Hongkongs Lam fordert Demonstranten zur Aufgabe auf

In Hongkong spitzt sich die Lage vor der von Demonstranten besetzten Hochschule weiter zu: Rund 100 Aktivisten der Demokratiebewegung harrten am Dienstag weiter in der von Sicherheitskräften eingekesselten Polytechnischen Universität aus. Hongkongs Regierungschefin Carrie Lam forderte die Demonstranten auf, sich zu ergeben, um die dreitägige Besetzung des Geländes friedlich zu beenden.

Die Volksrepublik China bekräftigte inzwischen ihren Anspruch auf die alleinige Entscheidungsgewalt über Hongkongs Verfassung. Peking zeigte unterdessen Hongkong erneut in drastischer Weise seine Sicht der Dinge auf und erklärte in Person von Parlamentssprecher Zang Tiewei, der chinesische Volkskongress sei die einzige Institution, die Entscheidungen über die Verfassung der Sonderverwaltungszone treffen könne.

Hintergrund ist das Urteil des Obersten Gerichts in Hongkong, das das von der Hongkonger Regierung verhängte Vermummungsverbot am Montag aufgehoben hatte. Zang betonte, nur der Nationale Volkskongress habe das Recht, darüber zu entscheiden, ob ein Gesetz mit der Verfassung Hongkongs übereinstimme. Das Urteil habe Lam und die Hongkonger Stadtregierung „stark geschwächt“.

In ihrer ersten öffentlichen Erklärung zur Besetzung der Polytechnischen Universität sagte Lam am Dienstag auf einer Pressekonferenz, dass die „Demonstranten, einschließlich natürlich der Randalierer, die Gewalt stoppen, die Waffen abgeben und friedlich herauskommen und die Anweisungen der Polizei entgegennehmen müssen“. Demonstranten hatten sich am Wochenende in der Universität auf der Halbinsel Kowloon verschanzt. Mit Pfeil und Bogen, Molotowcocktails und Steinschleudern versuchten sie Polizisten abzuwehren.

In der Nacht auf Montag legten sie Feuer am Haupteingang, um ein Eindringen der Sicherheitskräfte zu verhindern. Schließlich versuchten Demonstranten, die Polizeiabsperrungen rund um die Universität zu durchbrechen und zu fliehen, wurden jedoch zunächst mit Tränengas zurückgedrängt. Die Beamten nahmen dutzende Menschen fest, teilweise schlugen sie mit Schlagstöcken auf die am Boden liegenden Demonstranten ein.

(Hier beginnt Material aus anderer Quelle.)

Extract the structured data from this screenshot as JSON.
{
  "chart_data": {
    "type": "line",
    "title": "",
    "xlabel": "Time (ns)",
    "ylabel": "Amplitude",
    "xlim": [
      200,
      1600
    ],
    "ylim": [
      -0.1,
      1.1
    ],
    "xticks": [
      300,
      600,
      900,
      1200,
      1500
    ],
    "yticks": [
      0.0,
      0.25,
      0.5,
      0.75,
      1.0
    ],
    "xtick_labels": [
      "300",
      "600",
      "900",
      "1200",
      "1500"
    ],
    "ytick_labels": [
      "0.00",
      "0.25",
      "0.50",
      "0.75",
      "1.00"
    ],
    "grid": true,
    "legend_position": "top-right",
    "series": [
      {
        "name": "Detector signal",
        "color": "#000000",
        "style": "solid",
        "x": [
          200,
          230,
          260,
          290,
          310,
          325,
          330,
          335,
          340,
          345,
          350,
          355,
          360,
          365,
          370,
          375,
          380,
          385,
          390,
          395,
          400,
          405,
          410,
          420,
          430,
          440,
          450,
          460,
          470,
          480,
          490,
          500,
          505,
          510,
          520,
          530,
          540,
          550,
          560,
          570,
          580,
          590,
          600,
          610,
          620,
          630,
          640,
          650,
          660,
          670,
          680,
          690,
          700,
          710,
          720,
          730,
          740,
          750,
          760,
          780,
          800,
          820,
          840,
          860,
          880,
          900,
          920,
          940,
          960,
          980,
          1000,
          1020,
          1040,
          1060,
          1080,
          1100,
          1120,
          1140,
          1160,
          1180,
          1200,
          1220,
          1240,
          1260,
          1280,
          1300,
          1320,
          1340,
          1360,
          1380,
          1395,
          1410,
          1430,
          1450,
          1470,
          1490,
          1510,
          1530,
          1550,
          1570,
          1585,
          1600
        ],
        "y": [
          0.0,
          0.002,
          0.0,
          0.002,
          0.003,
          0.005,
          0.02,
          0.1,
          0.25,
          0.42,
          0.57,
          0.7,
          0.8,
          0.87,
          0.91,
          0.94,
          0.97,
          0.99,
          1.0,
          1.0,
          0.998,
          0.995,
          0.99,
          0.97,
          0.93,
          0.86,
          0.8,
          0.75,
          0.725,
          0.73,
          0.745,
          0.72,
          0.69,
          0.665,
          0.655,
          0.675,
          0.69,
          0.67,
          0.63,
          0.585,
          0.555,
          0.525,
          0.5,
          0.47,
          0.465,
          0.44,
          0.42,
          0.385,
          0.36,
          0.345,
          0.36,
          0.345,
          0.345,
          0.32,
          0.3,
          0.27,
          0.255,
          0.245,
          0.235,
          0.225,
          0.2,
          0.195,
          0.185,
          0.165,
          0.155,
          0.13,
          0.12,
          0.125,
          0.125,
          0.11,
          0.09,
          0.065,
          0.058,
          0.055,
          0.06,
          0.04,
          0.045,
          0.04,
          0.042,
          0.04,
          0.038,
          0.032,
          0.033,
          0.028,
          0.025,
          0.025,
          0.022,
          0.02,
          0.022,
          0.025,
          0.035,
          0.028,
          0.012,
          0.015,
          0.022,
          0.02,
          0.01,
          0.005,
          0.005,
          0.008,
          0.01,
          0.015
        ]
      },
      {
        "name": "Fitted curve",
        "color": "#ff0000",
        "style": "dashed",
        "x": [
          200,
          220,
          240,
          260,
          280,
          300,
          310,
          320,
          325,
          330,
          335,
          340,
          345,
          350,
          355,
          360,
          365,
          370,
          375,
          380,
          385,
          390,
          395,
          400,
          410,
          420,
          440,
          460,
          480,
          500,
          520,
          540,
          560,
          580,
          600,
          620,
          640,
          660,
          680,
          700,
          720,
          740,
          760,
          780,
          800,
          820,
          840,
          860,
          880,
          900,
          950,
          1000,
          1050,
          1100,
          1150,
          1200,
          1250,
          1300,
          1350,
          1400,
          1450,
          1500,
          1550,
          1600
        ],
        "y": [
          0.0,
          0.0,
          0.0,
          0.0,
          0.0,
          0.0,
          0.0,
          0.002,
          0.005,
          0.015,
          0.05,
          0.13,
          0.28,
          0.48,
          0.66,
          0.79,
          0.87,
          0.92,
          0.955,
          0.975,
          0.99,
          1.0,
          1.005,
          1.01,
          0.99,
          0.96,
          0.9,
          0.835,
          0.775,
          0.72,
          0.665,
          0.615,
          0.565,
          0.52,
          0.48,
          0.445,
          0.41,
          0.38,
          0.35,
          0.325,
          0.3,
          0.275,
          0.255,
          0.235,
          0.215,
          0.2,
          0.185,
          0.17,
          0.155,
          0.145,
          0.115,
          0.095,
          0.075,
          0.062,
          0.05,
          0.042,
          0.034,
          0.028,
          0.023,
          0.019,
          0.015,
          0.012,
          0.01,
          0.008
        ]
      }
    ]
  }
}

Am Montagabend gelang Dutzenden Demonstranten dennoch die Flucht. Wie auf Videoaufnahmen der Nachrichtenagentur AFP zu sehen war, seilten sie sich von einer Fußgängerbrücke auf eine Autobahn ab, wo sie von wartenden Motorradfahrern abgeholt wurden.

Am Dienstag versammelten sich Verwandte einiger der immer noch in der Hochschule verschanzten Demonstranten zu einer Mahnwache vor der Universität. Eine Frau, die ihren Namen als Cheung angab, sagte, dass sie die vergangene Nacht in einem Park in der Nähe einer Polizeiabsperrung verbracht habe. Sie warte auf eine Nachricht ihres erwachsenen Sohnes, der als Ersthelfer auf den Campus gekommen sei. „Er hat Angst. Er hat Angst davor, von der Polizei festgenommen zu werden“, sagte Cheung.

Wegen der Einstellung des Lehrbetriebs in Hongkong befinden sich wohl nur noch wenige der etwa 70 österreichischen Studenten in der chinesischen Sonderverwaltungszone. „Die meisten dürften Hongkong verlassen haben“, sagte der Sprecher des Außenministeriums, Peter Guschelbauer, auf APA-Anfrage. Der Generalkonsul in Hongkong sei mit den Studenten in Kontakt und berate sie. Die Studenten dürften entweder nach Österreich zurückgeflogen sein oder in der Region reisen, weil sie derzeit ihr Studium nicht fortsetzen können. Bedarf an einer Evakuierungsaktion gebe es keinen, weil der Flughafen von Hongkong offen sei und Rückflugmöglichkeiten bestehen.

Zuvor war bekannt geworden, dass Serbien zehn Studenten der Polytechnischen Universität in Hongkong zurückgeholt hat. Die britische University of Warwick rief alle ihre Austauschstudenten auf, die frühere britische Kronkolonie „aus Gründen der persönlichen Sicherheit“ zu verlassen. Das Außenministerium sieht in seinen Reisehinweisen für Hongkong ein erhöhtes Sicherheitsrisiko und empfiehlt, „sich von Demonstrationen und Straßenkämpfen fern zu halten und den Anordnungen der Sicherheitskräfte unbedingt Folge zu leisten“.